Strengths and limitations of the study

This is the first study to examine, in a systematic manner, amniotic fluid from pregnancies with SGA neonates to determine the presence or absence of microbial invasion using both cultivation and molecular methods. We also examined indices of the intra-amniotic inflammatory response (IL-6 and MMP-8).

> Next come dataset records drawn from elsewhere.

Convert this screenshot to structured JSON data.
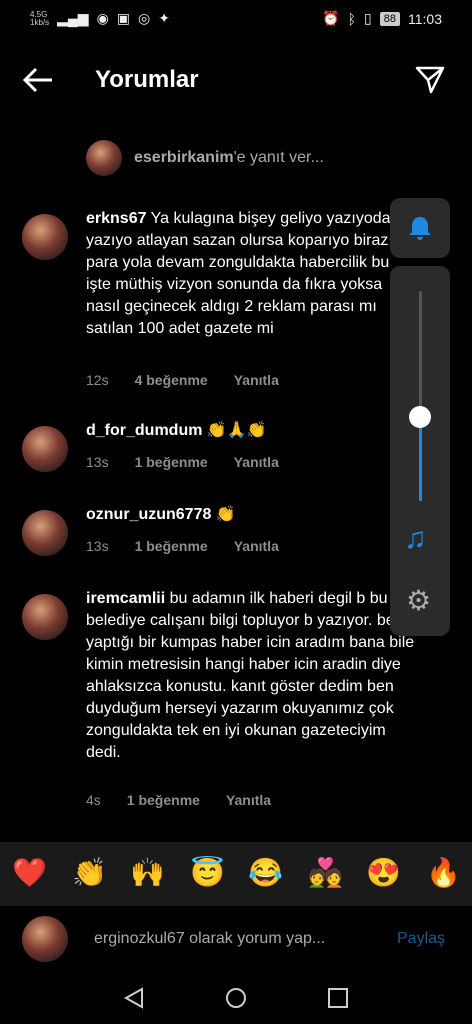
{
  "status": {
    "network": "4.5G",
    "network_speed": "1kb/s",
    "battery": "88",
    "time": "11:03"
  },
  "header": {
    "title": "Yorumlar"
  },
  "reply_to": {
    "username": "eserbirkanim",
    "suffix": "'e yanıt ver..."
  },
  "comments": [
    {
      "username": "erkns67",
      "text": "Ya kulagına bişey geliyo yazıyoda yazıyo atlayan sazan olursa koparıyo biraz para yola devam zonguldakta habercilik bu işte müthiş vizyon sonunda da fıkra yoksa nasıl geçinecek aldıgı 2 reklam parası mı satılan 100 adet gazete mi",
      "time": "12s",
      "likes": "4 beğenme",
      "reply": "Yanıtla"
    },
    {
      "username": "d_for_dumdum",
      "text": "👏🙏👏",
      "time": "13s",
      "likes": "1 beğenme",
      "reply": "Yanıtla"
    },
    {
      "username": "oznur_uzun6778",
      "text": "👏",
      "time": "13s",
      "likes": "1 beğenme",
      "reply": "Yanıtla"
    },
    {
      "username": "iremcamlii",
      "text": "bu adamın ilk haberi degil b bu eşi belediye calışanı bilgi topluyor b yazıyor. ben yaptığı bir kumpas haber icin aradım bana bile kimin metresisin hangi haber icin aradin diye ahlaksızca konustu. kanıt göster dedim ben duyduğum herseyi yazarım okuyanımız çok zonguldakta tek en iyi okunan gazeteciyim dedi.",
      "time": "4s",
      "likes": "1 beğenme",
      "reply": "Yanıtla"
    }
  ],
  "volume": {
    "level": 0.4
  },
  "emojis": [
    "❤️",
    "👏",
    "🙌",
    "😇",
    "😂",
    "💑",
    "😍",
    "🔥"
  ],
  "composer": {
    "placeholder": "erginozkul67 olarak yorum yap...",
    "share": "Paylaş"
  },
  "colors": {
    "accent": "#1e88e5",
    "background": "#000000",
    "muted": "#8e8e8e"
  }
}
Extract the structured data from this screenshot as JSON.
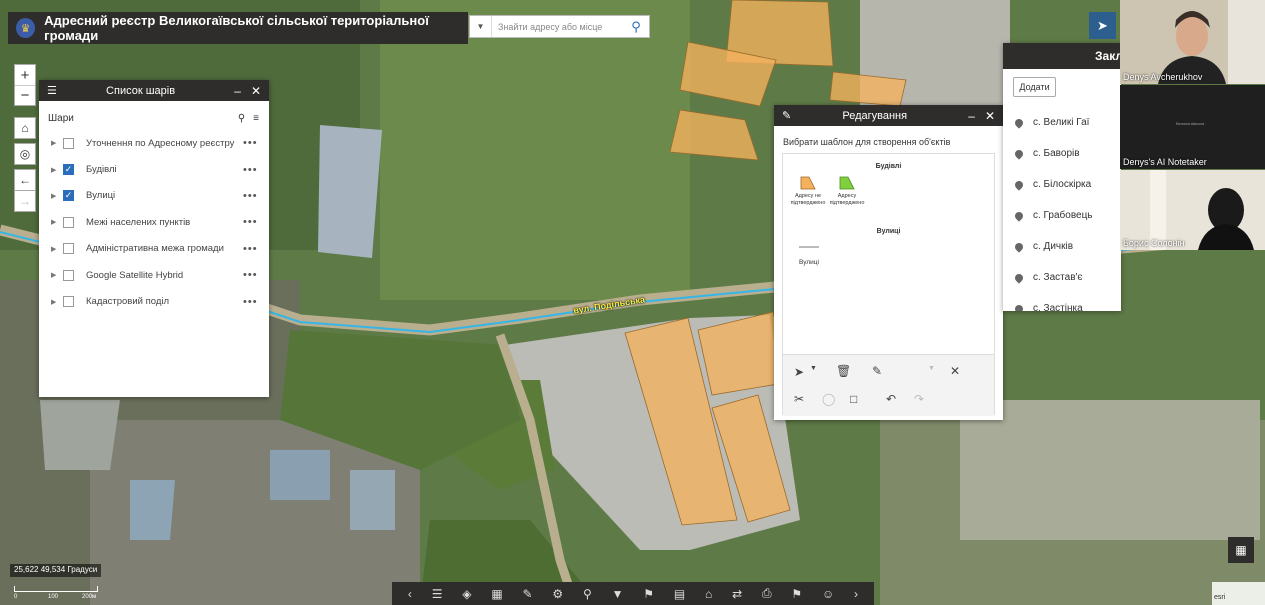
{
  "header": {
    "title": "Адресний реєстр Великогаївської сільської територіальної громади"
  },
  "search": {
    "placeholder": "Знайти адресу або місце"
  },
  "map": {
    "street_label": "вул. Подільська",
    "coordinates": "25,622 49,534 Градуси",
    "scale_labels": [
      "0",
      "100",
      "200м"
    ]
  },
  "layer_list": {
    "title": "Список шарів",
    "section": "Шари",
    "layers": [
      {
        "name": "Уточнення по Адресному реєстру",
        "checked": false
      },
      {
        "name": "Будівлі",
        "checked": true
      },
      {
        "name": "Вулиці",
        "checked": true
      },
      {
        "name": "Межі населених пунктів",
        "checked": false
      },
      {
        "name": "Адміністративна межа громади",
        "checked": false
      },
      {
        "name": "Google Satellite Hybrid",
        "checked": false
      },
      {
        "name": "Кадастровий поділ",
        "checked": false
      }
    ]
  },
  "edit_panel": {
    "title": "Редагування",
    "instruction": "Вибрати шаблон для створення об'єктів",
    "buildings_section": "Будівлі",
    "template_unconfirmed": "Адресу не підтверджено",
    "template_confirmed": "Адресу підтверджено",
    "streets_section": "Вулиці",
    "template_streets": "Вулиці"
  },
  "places_panel": {
    "title": "Закладки",
    "add_button": "Додати",
    "items": [
      "с. Великі Гаї",
      "с. Баворів",
      "с. Білоскірка",
      "с. Грабовець",
      "с. Дичків",
      "с. Застав'є",
      "с. Застінка"
    ]
  },
  "video": {
    "participants": [
      "Denys Avcherukhov",
      "Denys's AI Notetaker",
      "Борис Солонін"
    ],
    "screen_share_text": "Великогаївська"
  },
  "watermark": "esri",
  "colors": {
    "building": "#f5b25e",
    "street": "#35b6e6",
    "accent": "#2a6ebb",
    "header": "#2e2d2b",
    "building_confirmed": "#7fcf3e"
  }
}
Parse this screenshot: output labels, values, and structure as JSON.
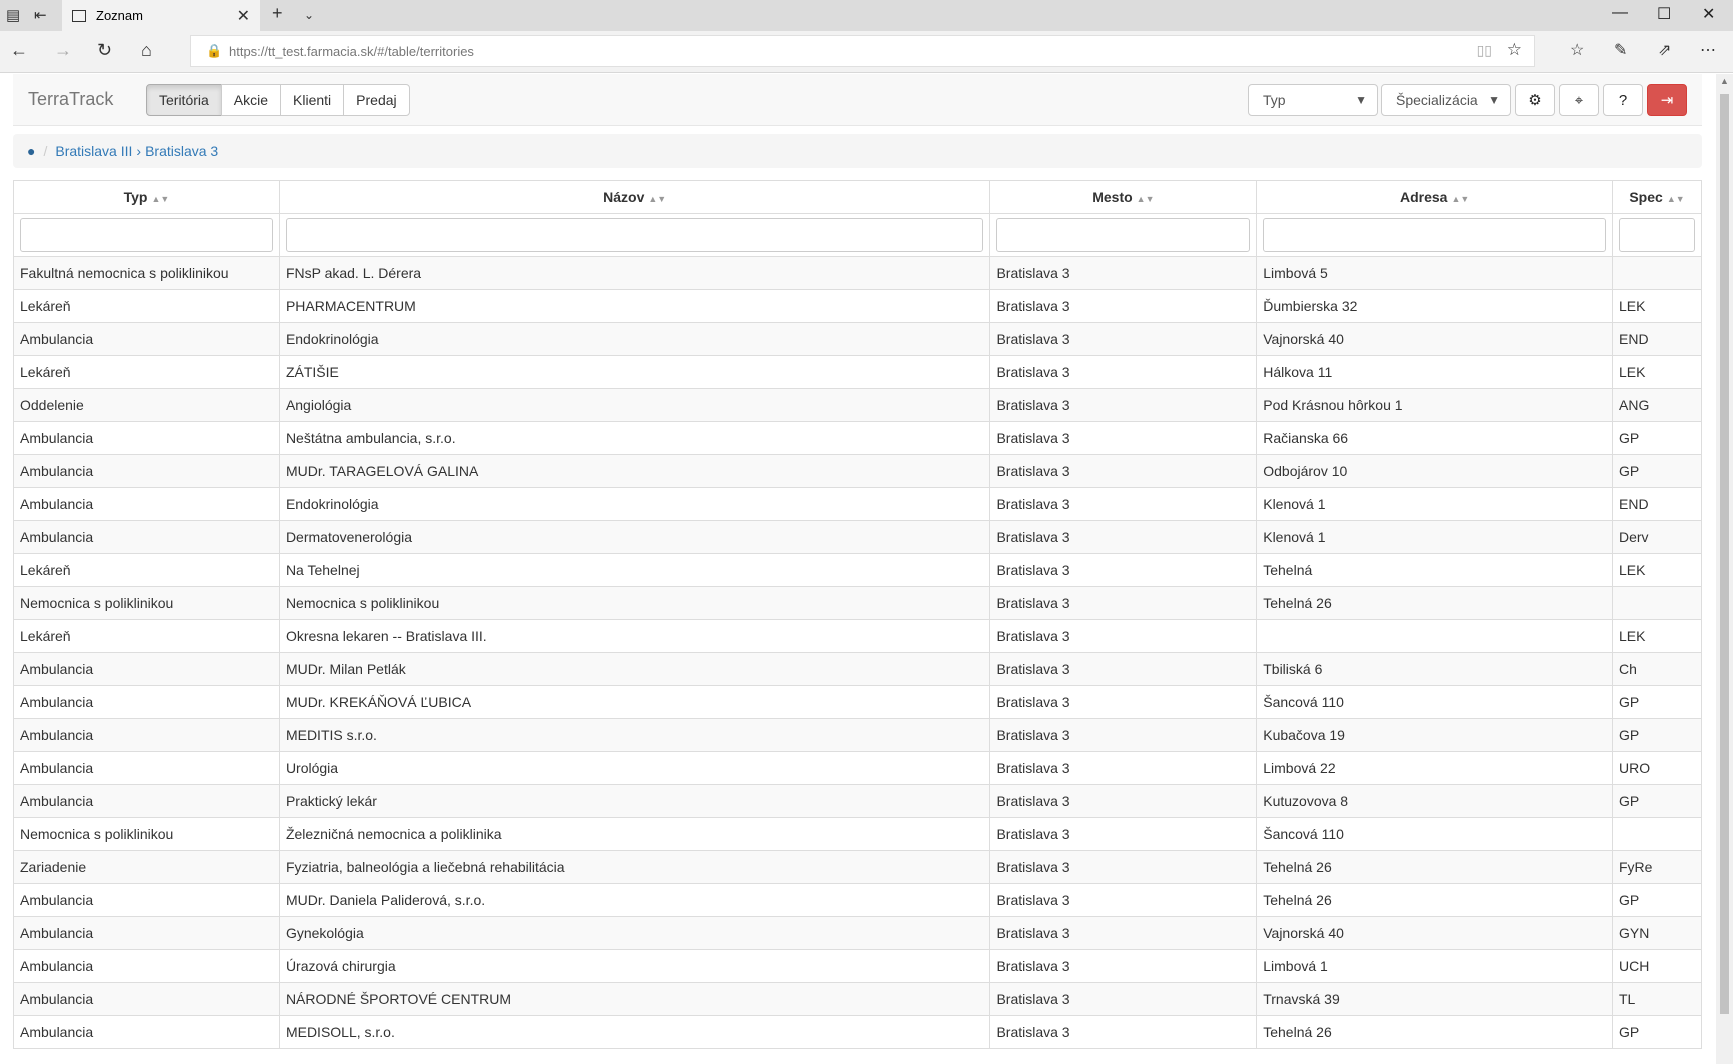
{
  "browser": {
    "tab_title": "Zoznam",
    "url": "https://tt_test.farmacia.sk/#/table/territories"
  },
  "app": {
    "brand": "TerraTrack",
    "nav": [
      {
        "label": "Teritória",
        "active": true
      },
      {
        "label": "Akcie",
        "active": false
      },
      {
        "label": "Klienti",
        "active": false
      },
      {
        "label": "Predaj",
        "active": false
      }
    ],
    "type_select": "Typ",
    "spec_select": "Špecializácia",
    "icons": [
      "gear-icon",
      "map-marker-icon",
      "help-icon",
      "logout-icon"
    ],
    "danger_color": "#d9534f"
  },
  "breadcrumb": {
    "items": [
      "Bratislava III",
      "Bratislava 3"
    ]
  },
  "table": {
    "headers": [
      "Typ",
      "Názov",
      "Mesto",
      "Adresa",
      "Spec"
    ],
    "rows": [
      [
        "Fakultná nemocnica s poliklinikou",
        "FNsP akad. L. Dérera",
        "Bratislava 3",
        "Limbová 5",
        ""
      ],
      [
        "Lekáreň",
        "PHARMACENTRUM",
        "Bratislava 3",
        "Ďumbierska 32",
        "LEK"
      ],
      [
        "Ambulancia",
        "Endokrinológia",
        "Bratislava 3",
        "Vajnorská 40",
        "END"
      ],
      [
        "Lekáreň",
        "ZÁTIŠIE",
        "Bratislava 3",
        "Hálkova 11",
        "LEK"
      ],
      [
        "Oddelenie",
        "Angiológia",
        "Bratislava 3",
        "Pod Krásnou hôrkou 1",
        "ANG"
      ],
      [
        "Ambulancia",
        "Neštátna ambulancia, s.r.o.",
        "Bratislava 3",
        "Račianska 66",
        "GP"
      ],
      [
        "Ambulancia",
        "MUDr. TARAGELOVÁ GALINA",
        "Bratislava 3",
        "Odbojárov 10",
        "GP"
      ],
      [
        "Ambulancia",
        "Endokrinológia",
        "Bratislava 3",
        "Klenová 1",
        "END"
      ],
      [
        "Ambulancia",
        "Dermatovenerológia",
        "Bratislava 3",
        "Klenová 1",
        "Derv"
      ],
      [
        "Lekáreň",
        "Na Tehelnej",
        "Bratislava 3",
        "Tehelná",
        "LEK"
      ],
      [
        "Nemocnica s poliklinikou",
        "Nemocnica s poliklinikou",
        "Bratislava 3",
        "Tehelná 26",
        ""
      ],
      [
        "Lekáreň",
        "Okresna lekaren -- Bratislava III.",
        "Bratislava 3",
        "",
        "LEK"
      ],
      [
        "Ambulancia",
        "MUDr. Milan Petlák",
        "Bratislava 3",
        "Tbiliská 6",
        "Ch"
      ],
      [
        "Ambulancia",
        "MUDr. KREKÁŇOVÁ ĽUBICA",
        "Bratislava 3",
        "Šancová 110",
        "GP"
      ],
      [
        "Ambulancia",
        "MEDITIS s.r.o.",
        "Bratislava 3",
        "Kubačova 19",
        "GP"
      ],
      [
        "Ambulancia",
        "Urológia",
        "Bratislava 3",
        "Limbová 22",
        "URO"
      ],
      [
        "Ambulancia",
        "Praktický lekár",
        "Bratislava 3",
        "Kutuzovova 8",
        "GP"
      ],
      [
        "Nemocnica s poliklinikou",
        "Železničná nemocnica a poliklinika",
        "Bratislava 3",
        "Šancová 110",
        ""
      ],
      [
        "Zariadenie",
        "Fyziatria, balneológia a liečebná rehabilitácia",
        "Bratislava 3",
        "Tehelná 26",
        "FyRe"
      ],
      [
        "Ambulancia",
        "MUDr. Daniela Paliderová, s.r.o.",
        "Bratislava 3",
        "Tehelná 26",
        "GP"
      ],
      [
        "Ambulancia",
        "Gynekológia",
        "Bratislava 3",
        "Vajnorská 40",
        "GYN"
      ],
      [
        "Ambulancia",
        "Úrazová chirurgia",
        "Bratislava 3",
        "Limbová 1",
        "UCH"
      ],
      [
        "Ambulancia",
        "NÁRODNÉ ŠPORTOVÉ CENTRUM",
        "Bratislava 3",
        "Trnavská 39",
        "TL"
      ],
      [
        "Ambulancia",
        "MEDISOLL, s.r.o.",
        "Bratislava 3",
        "Tehelná 26",
        "GP"
      ]
    ]
  }
}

One limitation of our study was its sample size (n=52). However, prior to this study, there was no estimate of the rate of MIAC in this clinical phenotype. The conventional view has been that MIAC is associated with spontaneous preterm labor (with intact or ruptured membranes),[60, 61, 65, 6769, 80] cervical insufficiency,[35, 47, 59] or short cervix,[27, 75] but not with indicated causes of preterm delivery such as SGA and preeclampsia.

Conclusions

MIAC was detected using molecular techniques, but not cultivation techniques, in association with approximately 6% of SGA neonates. The detection in one case of Streptococcus agalactiae (group B streptococci) was associated with a demonstrable amniotic fluid inflammatory response. The role of microbes in the pathophysiology of SGA requires further study. Studies to determine the frequency, diversity, and relative abundance of microorganisms in amniotic fluid from normal pregnant women in the mid-trimester of pregnancy and from women at term not in labor are in progress. We believe that such studies will assist in placing the information presented in this study in context.

Acknowledgments

This work was supported, in part, by the Intramural Research Program of the Eunice Kennedy Shriver National Institute of Child Health and Human Development, NIH, DHHS, and by a grant from the March of Dimes Foundation to DAR. DAR is supported by an NIH Director’s Pioneer Award (NIH DP1OD000964).

We would like to thank the women who participated in the study. We would also like to thank Elies Bik, Stanford University, for helpful input and assistance during various phases of this study.